The artist calls these small additions on the table “those sort of random things that might float around the studio,” illustrating for viewers the intimate and important connection between studio and exhibition, inspiration and creation. There is a postcard of Courbet’s The Painter’s Studio: A Real Allegory Summing Up Seven Years of My Life as an Artist, further inviting the viewer to
consider the beginnings of the artworks that surround them.

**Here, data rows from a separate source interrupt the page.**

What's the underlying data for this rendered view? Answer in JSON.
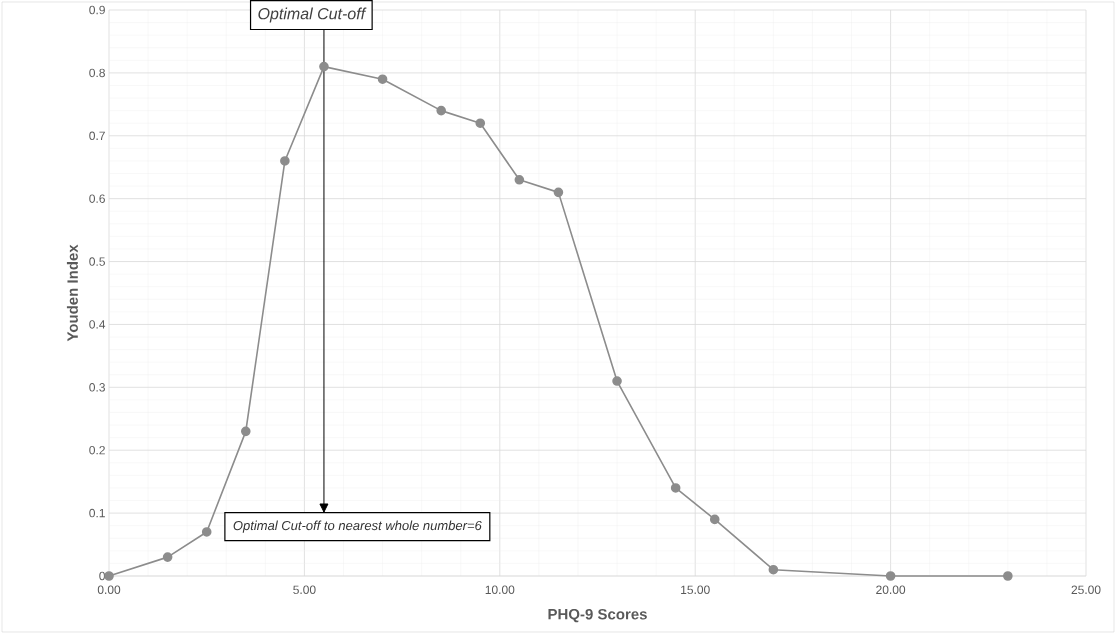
{
  "chart_data": {
    "type": "line",
    "xlabel": "PHQ-9 Scores",
    "ylabel": "Youden Index",
    "x": [
      0,
      1.5,
      2.5,
      3.5,
      4.5,
      5.5,
      7,
      8.5,
      9.5,
      10.5,
      11.5,
      13,
      14.5,
      15.5,
      17,
      20,
      23
    ],
    "series": [
      {
        "color": "#8c8c8c",
        "values": [
          0,
          0.03,
          0.07,
          0.23,
          0.66,
          0.81,
          0.79,
          0.74,
          0.72,
          0.63,
          0.61,
          0.31,
          0.14,
          0.09,
          0.01,
          0,
          0
        ]
      }
    ],
    "xlim": [
      0,
      25
    ],
    "ylim": [
      0,
      0.9
    ],
    "xticks": [
      {
        "value": 0,
        "label": "0.00"
      },
      {
        "value": 5,
        "label": "5.00"
      },
      {
        "value": 10,
        "label": "10.00"
      },
      {
        "value": 15,
        "label": "15.00"
      },
      {
        "value": 20,
        "label": "20.00"
      },
      {
        "value": 25,
        "label": "25.00"
      }
    ],
    "yticks": [
      0,
      0.1,
      0.2,
      0.3,
      0.4,
      0.5,
      0.6,
      0.7,
      0.8,
      0.9
    ],
    "grid": true,
    "marker": "circle",
    "line_style": "solid",
    "ref_lines": [
      {
        "axis": "x",
        "value": 5.5,
        "label": "Optimal Cut-off",
        "color": "#000000"
      }
    ],
    "annotations": [
      "Optimal Cut-off to nearest whole number=6"
    ]
  }
}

By the time I found myself standing in front of the single painting at the back of the room, I was amazed by how Sprecher takes advantage of the compact, rectangular space of the University Art Gallery. The walls decorated with paintings of vivid natural motifs and geometric shapes and lines bring the idea of a “house of leaves” to life. Sprecher’s work is both intricate and ambiguous enough to evoke the sensation of leaves shifting around you. The tables in the center of the exhibit ground the space and display the things that have fueled his more bold, final creations. With the image of the moth in mind, I looked upon The Study (2013), a piece Sprecher compares to a campfire or the screen of a tablet. In his Artist Talk, Sprecher says, “the light of the screen … as humans we’re drawn to that glowing light. How many times we have stared at it and we’ve lost time”.
Sprecher accomplishes this magnetism in all of his works on display in House of Leaves. They recognize the viewers’ humanity and invite them to linger as long as they would like, basking in the mesmerizing glow of these magnified moments, drawing us in like moths to a flame.
Experience House of Leaves at the University Art Gallery, available until March 28, 2021. UAG hours are 10am-5pm Tuesday through Friday and noon-4pm Saturday and Sunday. Viewers can also engage virtually with House of Leaves: a slideshow of the pieces, an artist talk with Jered Sprecher, and a webinar conversation with Sprecher and Sewanee’s own Art Historian Jeff Thompson are all available on the UAG web page under “Current Exhibition.”